A NEW $800,000 sports pavilion at Wallan Secondary College, a $250,000 improvement to Riding Develops Abilities’ Kings Park facilities in Seymour and a $226,000 lighting project at Seymour Tennis Complex are at the top of a Mitchell Shire Council sports grants wishlist.

Council last week voted to submit applications to Sport and Recreation Victoria’s Local Sports Infrastructure Fund, LSIF, and Country Football Netball Program, CFNP.

The $27 million LSIF funds projects in the categories of indoor stadiums and aquatics facilities, female-friendly facilities, community sports lighting, community facilities and planning.

The $5 million CFNP assists grassroots country football and netball clubs.

Apart from the college pavilion, riding facilities and tennis lighting applications, council will also bid for a $160,000 upgrade to Wallan’s Greenhill Recreation Reserve main oval and a $70,000 Mitchell Open Space Strategy review.

Cr Louise Bannister said the grants programs represented ‘a great opportunity for council to take advantage of grant money and get some much-needed facilities in our shire’.

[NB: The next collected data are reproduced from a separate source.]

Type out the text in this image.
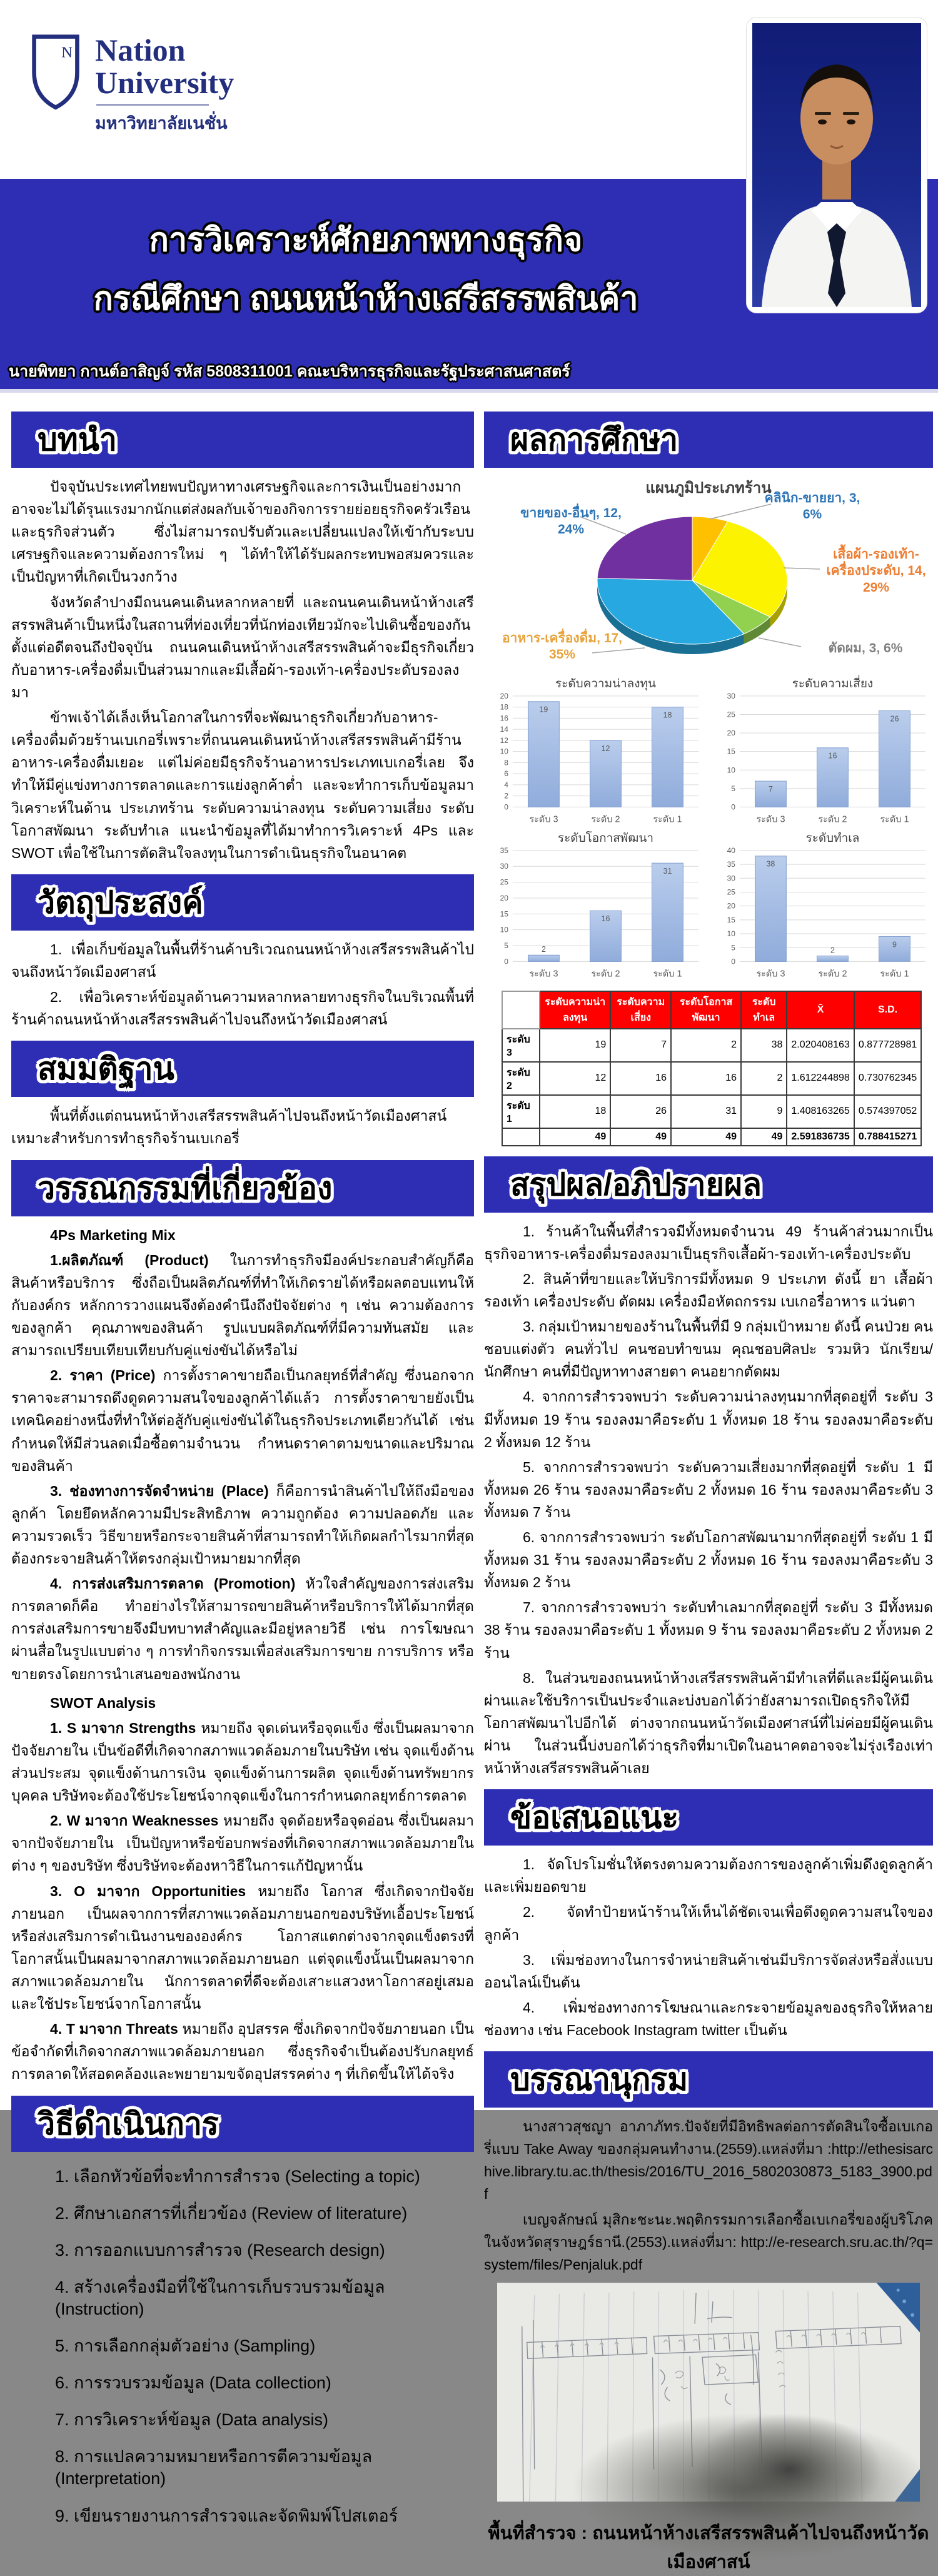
N Nation
University
มหาวิทยาลัยเนชั่น
การวิเคราะห์ศักยภาพทางธุรกิจ
กรณีศึกษา ถนนหน้าห้างเสรีสรรพสินค้า
นายพิทยา กานต์อาสิญจ์ รหัส 5808311001 คณะบริหารธุรกิจและรัฐประศาสนศาสตร์
บทนำ

ปัจจุบันประเทศไทยพบปัญหาทางเศรษฐกิจและการเงินเป็นอย่างมาก อาจจะไม่ได้รุนแรงมากนักแต่ส่งผลกับเจ้าของกิจการรายย่อยธุรกิจครัวเรือนและธุรกิจส่วนตัว ซึ่งไม่สามารถปรับตัวและเปลี่ยนแปลงให้เข้ากับระบบเศรษฐกิจและความต้องการใหม่ ๆ ได้ทำให้ได้รับผลกระทบพอสมควรและเป็นปัญหาที่เกิดเป็นวงกว้าง

จังหวัดลำปางมีถนนคนเดินหลากหลายที่ และถนนคนเดินหน้าห้างเสรีสรรพสินค้าเป็นหนึ่งในสถานที่ท่องเที่ยวที่นักท่องเทียวมักจะไปเดินซื้อของกันตั้งแต่อดีตจนถึงปัจจุบัน ถนนคนเดินหน้าห้างเสรีสรรพสินค้าจะมีธุรกิจเกี่ยวกับอาหาร-เครื่องดื่มเป็นส่วนมากและมีเสื้อผ้า-รองเท้า-เครื่องประดับรองลงมา

ข้าพเจ้าได้เล็งเห็นโอกาสในการที่จะพัฒนาธุรกิจเกี่ยวกับอาหาร-เครื่องดื่มด้วยร้านเบเกอรี่เพราะที่ถนนคนเดินหน้าห้างเสรีสรรพสินค้ามีร้านอาหาร-เครื่องดื่มเยอะ แต่ไม่ค่อยมีธุรกิจร้านอาหารประเภทเบเกอรี่เลย จึงทำให้มีคู่แข่งทางการตลาดและการแย่งลูกค้าต่ำ และจะทำการเก็บข้อมูลมาวิเคราะห์ในด้าน ประเภทร้าน ระดับความน่าลงทุน ระดับความเสี่ยง ระดับโอกาสพัฒนา ระดับทำเล แนะนำข้อมูลที่ได้มาทำการวิเคราะห์ 4Ps และ SWOT เพื่อใช้ในการตัดสินใจลงทุนในการดำเนินธุรกิจในอนาคต

วัตถุประสงค์

1. เพื่อเก็บข้อมูลในพื้นที่ร้านค้าบริเวณถนนหน้าห้างเสรีสรรพสินค้าไปจนถึงหน้าวัดเมืองศาสน์

2. เพื่อวิเคราะห์ข้อมูลด้านความหลากหลายทางธุรกิจในบริเวณพื้นที่ร้านค้าถนนหน้าห้างเสรีสรรพสินค้าไปจนถึงหน้าวัดเมืองศาสน์

สมมติฐาน

พื้นที่ตั้งแต่ถนนหน้าห้างเสรีสรรพสินค้าไปจนถึงหน้าวัดเมืองศาสน์ เหมาะสำหรับการทำธุรกิจร้านเบเกอรี่

วรรณกรรมที่เกี่ยวข้อง
4Ps Marketing Mix

1.ผลิตภัณฑ์ (Product) ในการทำธุรกิจมีองค์ประกอบสำคัญก็คือ สินค้าหรือบริการ ซึ่งถือเป็นผลิตภัณฑ์ที่ทำให้เกิดรายได้หรือผลตอบแทนให้กับองค์กร หลักการวางแผนจึงต้องคำนึงถึงปัจจัยต่าง ๆ เช่น ความต้องการของลูกค้า คุณภาพของสินค้า รูปแบบผลิตภัณฑ์ที่มีความทันสมัย และสามารถเปรียบเทียบเทียบกับคู่แข่งขันได้หรือไม่

2. ราคา (Price) การตั้งราคาขายถือเป็นกลยุทธ์ที่สำคัญ ซึ่งนอกจากราคาจะสามารถดึงดูดความสนใจของลูกค้าได้แล้ว การตั้งราคาขายยังเป็นเทคนิคอย่างหนึ่งที่ทำให้ต่อสู้กับคู่แข่งขันได้ในธุรกิจประเภทเดียวกันได้ เช่น กำหนดให้มีส่วนลดเมื่อซื้อตามจำนวน กำหนดราคาตามขนาดและปริมาณของสินค้า

3. ช่องทางการจัดจำหน่าย (Place) ก็คือการนำสินค้าไปให้ถึงมือของลูกค้า โดยยึดหลักความมีประสิทธิภาพ ความถูกต้อง ความปลอดภัย และความรวดเร็ว วิธีขายหรือกระจายสินค้าที่สามารถทำให้เกิดผลกำไรมากที่สุด ต้องกระจายสินค้าให้ตรงกลุ่มเป้าหมายมากที่สุด

4. การส่งเสริมการตลาด (Promotion) หัวใจสำคัญของการส่งเสริมการตลาดก็คือ ทำอย่างไรให้สามารถขายสินค้าหรือบริการให้ได้มากที่สุด การส่งเสริมการขายจึงมีบทบาทสำคัญและมีอยู่หลายวิธี เช่น การโฆษณาผ่านสื่อในรูปแบบต่าง ๆ การทำกิจกรรมเพื่อส่งเสริมการขาย การบริการ หรือขายตรงโดยการนำเสนอของพนักงาน

SWOT Analysis

1. S มาจาก Strengths หมายถึง จุดเด่นหรือจุดแข็ง ซึ่งเป็นผลมาจากปัจจัยภายใน เป็นข้อดีที่เกิดจากสภาพแวดล้อมภายในบริษัท เช่น จุดแข็งด้านส่วนประสม จุดแข็งด้านการเงิน จุดแข็งด้านการผลิต จุดแข็งด้านทรัพยากรบุคคล บริษัทจะต้องใช้ประโยชน์จากจุดแข็งในการกำหนดกลยุทธ์การตลาด

2. W มาจาก Weaknesses หมายถึง จุดด้อยหรือจุดอ่อน ซึ่งเป็นผลมาจากปัจจัยภายใน เป็นปัญหาหรือข้อบกพร่องที่เกิดจากสภาพแวดล้อมภายในต่าง ๆ ของบริษัท ซึ่งบริษัทจะต้องหาวิธีในการแก้ปัญหานั้น

3. O มาจาก Opportunities หมายถึง โอกาส ซึ่งเกิดจากปัจจัยภายนอก เป็นผลจากการที่สภาพแวดล้อมภายนอกของบริษัทเอื้อประโยชน์หรือส่งเสริมการดำเนินงานขององค์กร โอกาสแตกต่างจากจุดแข็งตรงที่โอกาสนั้นเป็นผลมาจากสภาพแวดล้อมภายนอก แต่จุดแข็งนั้นเป็นผลมาจากสภาพแวดล้อมภายใน นักการตลาดที่ดีจะต้องเสาะแสวงหาโอกาสอยู่เสมอ และใช้ประโยชน์จากโอกาสนั้น

4. T มาจาก Threats หมายถึง อุปสรรค ซึ่งเกิดจากปัจจัยภายนอก เป็นข้อจำกัดที่เกิดจากสภาพแวดล้อมภายนอก ซึ่งธุรกิจจำเป็นต้องปรับกลยุทธ์การตลาดให้สอดคล้องและพยายามขจัดอุปสรรคต่าง ๆ ที่เกิดขึ้นให้ได้จริง

วิธีดำเนินการ

1. เลือกหัวข้อที่จะทำการสำรวจ (Selecting a topic)

2. ศึกษาเอกสารที่เกี่ยวข้อง (Review of literature)

3. การออกแบบการสำรวจ (Research design)

4. สร้างเครื่องมือที่ใช้ในการเก็บรวบรวมข้อมูล (Instruction)

5. การเลือกกลุ่มตัวอย่าง (Sampling)

6. การรวบรวมข้อมูล (Data collection)

7. การวิเคราะห์ข้อมูล (Data analysis)

8. การแปลความหมายหรือการตีความข้อมูล (Interpretation)

9. เขียนรายงานการสำรวจและจัดพิมพ์โปสเตอร์

ผลการศึกษา
แผนภูมิประเภทร้าน
คลินิก-ขายยา, 3, 6%
เสื้อผ้า-รองเท้า-เครื่องประดับ, 14, 29%
ตัดผม, 3, 6%
อาหาร-เครื่องดื่ม, 17, 35%
ขายของ-อื่นๆ, 12, 24%
0
2
4
6
8
10
12
14
16
18
20
19
ระดับ 3
12
ระดับ 2
18
ระดับ 1
ระดับความน่าลงทุน
0
5
10
15
20
25
30
7
ระดับ 3
16
ระดับ 2
26
ระดับ 1
ระดับความเสี่ยง
0
5
10
15
20
25
30
35
2
ระดับ 3
16
ระดับ 2
31
ระดับ 1
ระดับโอกาสพัฒนา
0
5
10
15
20
25
30
35
40
38
ระดับ 3
2
ระดับ 2
9
ระดับ 1
ระดับทำเล
	ระดับความน่าลงทุน	ระดับความเสี่ยง	ระดับโอกาสพัฒนา	ระดับทำเล	X̄	S.D.
ระดับ 3	19	7	2	38	2.020408163	0.877728981
ระดับ 2	12	16	16	2	1.612244898	0.730762345
ระดับ 1	18	26	31	9	1.408163265	0.574397052
	49	49	49	49	2.591836735	0.788415271
สรุปผล/อภิปรายผล

1. ร้านค้าในพื้นที่สำรวจมีทั้งหมดจำนวน 49 ร้านค้าส่วนมากเป็นธุรกิจอาหาร-เครื่องดื่มรองลงมาเป็นธุรกิจเสื้อผ้า-รองเท้า-เครื่องประดับ

2. สินค้าที่ขายและให้บริการมีทั้งหมด 9 ประเภท ดังนี้ ยา เสื้อผ้า รองเท้า เครื่องประดับ ตัดผม เครื่องมือหัตถกรรม เบเกอรี่อาหาร แว่นตา

3. กลุ่มเป้าหมายของร้านในพื้นที่มี 9 กลุ่มเป้าหมาย ดังนี้ คนป่วย คนชอบแต่งตัว คนทั่วไป คนชอบทำขนม คุณชอบศิลปะ รวมหิว นักเรียน/นักศึกษา คนที่มีปัญหาทางสายตา คนอยากตัดผม

4. จากการสำรวจพบว่า ระดับความน่าลงทุนมากที่สุดอยู่ที่ ระดับ 3 มีทั้งหมด 19 ร้าน รองลงมาคือระดับ 1 ทั้งหมด 18 ร้าน รองลงมาคือระดับ 2 ทั้งหมด 12 ร้าน

5. จากการสำรวจพบว่า ระดับความเสี่ยงมากที่สุดอยู่ที่ ระดับ 1 มีทั้งหมด 26 ร้าน รองลงมาคือระดับ 2 ทั้งหมด 16 ร้าน รองลงมาคือระดับ 3 ทั้งหมด 7 ร้าน

6. จากการสำรวจพบว่า ระดับโอกาสพัฒนามากที่สุดอยู่ที่ ระดับ 1 มีทั้งหมด 31 ร้าน รองลงมาคือระดับ 2 ทั้งหมด 16 ร้าน รองลงมาคือระดับ 3 ทั้งหมด 2 ร้าน

7. จากการสำรวจพบว่า ระดับทำเลมากที่สุดอยู่ที่ ระดับ 3 มีทั้งหมด 38 ร้าน รองลงมาคือระดับ 1 ทั้งหมด 9 ร้าน รองลงมาคือระดับ 2 ทั้งหมด 2 ร้าน

8. ในส่วนของถนนหน้าห้างเสรีสรรพสินค้ามีทำเลที่ดีและมีผู้คนเดินผ่านและใช้บริการเป็นประจำและบ่งบอกได้ว่ายังสามารถเปิดธุรกิจให้มีโอกาสพัฒนาไปอีกได้ ต่างจากถนนหน้าวัดเมืองศาสน์ที่ไม่ค่อยมีผู้คนเดินผ่าน ในส่วนนี้บ่งบอกได้ว่าธุรกิจที่มาเปิดในอนาคตอาจจะไม่รุ่งเรืองเท่าหน้าห้างเสรีสรรพสินค้าเลย

ข้อเสนอแนะ

1. จัดโปรโมชั่นให้ตรงตามความต้องการของลูกค้าเพิ่มดึงดูดลูกค้าและเพิ่มยอดขาย

2. จัดทำป้ายหน้าร้านให้เห็นได้ชัดเจนเพื่อดึงดูดความสนใจของลูกค้า

3. เพิ่มช่องทางในการจำหน่ายสินค้าเช่นมีบริการจัดส่งหรือสั่งแบบออนไลน์เป็นต้น

4. เพิ่มช่องทางการโฆษณาและกระจายข้อมูลของธุรกิจให้หลายช่องทาง เช่น Facebook Instagram twitter เป็นต้น

บรรณานุกรม

นางสาวสุชญา อาภาภัทร.ปัจจัยที่มีอิทธิพลต่อการตัดสินใจซื้อเบเกอรี่แบบ Take Away ของกลุ่มคนทำงาน.(2559).แหล่งที่มา :http://ethesisarchive.library.tu.ac.th/thesis/2016/TU_2016_5802030873_5183_3900.pdf

เบญจลักษณ์ มุสิกะชะนะ.พฤติกรรมการเลือกซื้อเบเกอรี่ของผู้บริโภคในจังหวัดสุราษฎร์ธานี.(2553).แหล่งที่มา: http://e-research.sru.ac.th/?q=system/files/Penjaluk.pdf

พื้นที่สำรวจ : ถนนหน้าห้างเสรีสรรพสินค้าไปจนถึงหน้าวัดเมืองศาสน์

She said the Riding Develops Abilities – formerly Riding for the Disabled Association of Victoria – grant application could have a huge impact for people with disabilities across Mitchell Shire.

“We had that group speak to us at the budget submission and the work they do is fantastic,” she said.

“It’s really positive, community-centred work, and fingers crossed we get the funding for it.

“It’s groups like those that make Mitchell Shire what we are.”

Cr Fiona Stevens said the Wallan Secondary College pavilion would include female-friendly facilities.

Of the projects, Mitchell Shire would contribute $266,667 to the Wallan Secondary College pavilion, $75,334 to the Seymour tennis lighting project, $83,334 to Riding Develops Abilities, $40,000 to the open space strategy review and $53,334 to the Greenhill Recreation Reserve upgrades.

Cr Rhonda Sanderson said grants would play a vital role in ensuring Mitchell Shire was able to provide adequate sporting facilities to residents.

“We need to try to apply for as many grants as possible,” she said.

“We’ve got a current population around 50,000 people that will be increasing to about 90,000 by 2030, which is a fairly steep increase.

“We just couldn’t supply all the sport and recreational facilities that our community needs without government grants.”